How could I code it in such a way that the 'i' from the list is added tot text in the for statement?


Solution

  • To solidify my comment:

    main.page <- read_html(x = "http://www.imdb.com/event/ev0000681/2016")
    urls <- main.page %>% # feed `main.page` to the next step
        html_nodes(".alt:nth-child(2) strong a") %>% # get the CSS nodes
        html_attr("href") # extract the URLs
    
    texts <- sapply(head(urls, n = 3), function(i) {
      read_html(paste0("http://www.imdb.com", i)) %>%
        html_nodes(".credit_summary_item~ .credit_summary_item+ .credit_summary_item .itemprop , .summary_text+ .credit_summary_item .itemprop") %>%
        html_text()
      }, simplify = FALSE)
    str(texts)
    # List of 3
    #  $ /title/tt5843990/: chr [1:4] "Lav Diaz" "Charo Santos-Concio" "John Lloyd Cruz" "Michael De Mesa"
    #  $ /title/tt4551318/: chr [1:4] "Andrey Konchalovskiy" "Yuliya Vysotskaya" "Peter Kurth" "Philippe Duquesne"
    #  $ /title/tt4550098/: chr [1:4] "Tom Ford" "Amy Adams" "Jake Gyllenhaal" "Michael Shannon"
    

    If you use lapply(...), you'll get an unnamed list, which may or may not be a problem for you. Instead, using sapply(..., simplify = FALSE), we get a named list where each name is (in this case) the partial url retrieved from urls.

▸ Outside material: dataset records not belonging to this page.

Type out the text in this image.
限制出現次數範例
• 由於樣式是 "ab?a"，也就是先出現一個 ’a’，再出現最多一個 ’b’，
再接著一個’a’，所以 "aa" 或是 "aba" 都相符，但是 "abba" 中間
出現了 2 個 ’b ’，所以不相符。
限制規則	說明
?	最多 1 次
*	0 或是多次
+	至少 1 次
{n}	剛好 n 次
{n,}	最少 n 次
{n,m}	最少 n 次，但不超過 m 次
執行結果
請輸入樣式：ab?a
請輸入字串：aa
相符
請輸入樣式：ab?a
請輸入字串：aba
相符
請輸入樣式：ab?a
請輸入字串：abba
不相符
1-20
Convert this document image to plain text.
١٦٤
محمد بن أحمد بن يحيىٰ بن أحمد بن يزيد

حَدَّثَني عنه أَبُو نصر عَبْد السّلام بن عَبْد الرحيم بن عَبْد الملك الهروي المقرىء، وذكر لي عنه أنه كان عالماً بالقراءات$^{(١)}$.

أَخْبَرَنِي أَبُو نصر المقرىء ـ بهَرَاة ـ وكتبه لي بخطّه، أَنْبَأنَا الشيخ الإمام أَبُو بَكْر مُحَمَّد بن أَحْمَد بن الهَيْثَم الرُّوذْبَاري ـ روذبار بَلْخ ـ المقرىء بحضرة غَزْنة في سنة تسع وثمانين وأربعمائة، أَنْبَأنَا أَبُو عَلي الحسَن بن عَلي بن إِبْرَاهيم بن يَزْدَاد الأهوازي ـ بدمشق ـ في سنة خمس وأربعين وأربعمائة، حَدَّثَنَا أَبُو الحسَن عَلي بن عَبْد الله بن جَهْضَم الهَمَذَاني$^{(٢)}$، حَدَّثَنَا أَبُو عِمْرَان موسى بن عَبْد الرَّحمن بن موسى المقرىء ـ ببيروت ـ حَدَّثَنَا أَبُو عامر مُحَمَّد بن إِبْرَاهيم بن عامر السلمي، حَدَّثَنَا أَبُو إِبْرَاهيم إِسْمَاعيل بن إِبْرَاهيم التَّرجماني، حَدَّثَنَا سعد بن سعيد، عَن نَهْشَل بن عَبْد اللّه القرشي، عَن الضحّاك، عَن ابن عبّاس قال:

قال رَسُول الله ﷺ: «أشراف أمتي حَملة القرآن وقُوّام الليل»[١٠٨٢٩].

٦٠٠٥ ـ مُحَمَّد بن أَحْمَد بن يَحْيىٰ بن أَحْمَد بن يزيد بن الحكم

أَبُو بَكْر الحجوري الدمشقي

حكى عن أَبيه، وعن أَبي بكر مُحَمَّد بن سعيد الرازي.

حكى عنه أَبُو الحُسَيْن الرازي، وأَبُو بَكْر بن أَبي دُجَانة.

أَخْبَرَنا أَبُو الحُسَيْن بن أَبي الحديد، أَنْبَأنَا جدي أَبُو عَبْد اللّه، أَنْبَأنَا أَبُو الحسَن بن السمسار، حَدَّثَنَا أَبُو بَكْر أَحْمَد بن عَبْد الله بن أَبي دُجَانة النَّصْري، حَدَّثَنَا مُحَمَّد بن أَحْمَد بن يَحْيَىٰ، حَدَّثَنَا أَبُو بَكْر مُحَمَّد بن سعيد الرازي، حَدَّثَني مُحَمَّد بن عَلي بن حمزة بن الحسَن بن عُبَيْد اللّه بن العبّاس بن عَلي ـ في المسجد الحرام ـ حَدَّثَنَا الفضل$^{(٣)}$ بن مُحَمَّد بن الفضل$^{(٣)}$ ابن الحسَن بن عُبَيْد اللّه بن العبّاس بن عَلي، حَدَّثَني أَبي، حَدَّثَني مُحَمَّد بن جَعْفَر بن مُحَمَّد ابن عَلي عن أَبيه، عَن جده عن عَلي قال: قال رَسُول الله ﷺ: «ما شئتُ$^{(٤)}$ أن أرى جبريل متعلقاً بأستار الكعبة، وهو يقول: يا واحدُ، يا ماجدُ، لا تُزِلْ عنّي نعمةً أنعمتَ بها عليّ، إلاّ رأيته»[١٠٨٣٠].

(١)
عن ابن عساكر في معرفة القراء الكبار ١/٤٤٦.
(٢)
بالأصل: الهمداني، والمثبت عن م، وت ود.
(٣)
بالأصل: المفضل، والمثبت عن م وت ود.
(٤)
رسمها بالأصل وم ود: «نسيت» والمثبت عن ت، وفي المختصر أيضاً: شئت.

    Using sapply without simplify can lead to unexpected outputs. As an example:

    set.seed(9)
    sapply(1:3, function(i) rep(i, sample(3, size=1)))
    # [1] 1 2 3
    

    One may think that this will always return a vector. However, if any of the single elements returned is not the same length (for instance) as the others, then the vector becomes a list:

    set.seed(10)
    sapply(1:3, function(i) rep(i, sample(3, size=1)))
    # [[1]]
    # [1] 1 1
    # [[2]]
    # [1] 2
    # [[3]]
    # [1] 3 3
    

    In which case, it's best to have certainty in the return value, forcing a list:

    set.seed(9)
    sapply(1:3, function(i) rep(i, sample(3, size=1)), simplify = FALSE)
    # [[1]]
    # [1] 1
    # [[2]]
    # [1] 2
    # [[3]]
    # [1] 3
    

    That way, you always know exactly how to reference sub-returns. (This is one of the tenets and advantages to Hadley's purrr package: each function always returns a list of exactly the type you declare. (There are other advantages to the package.)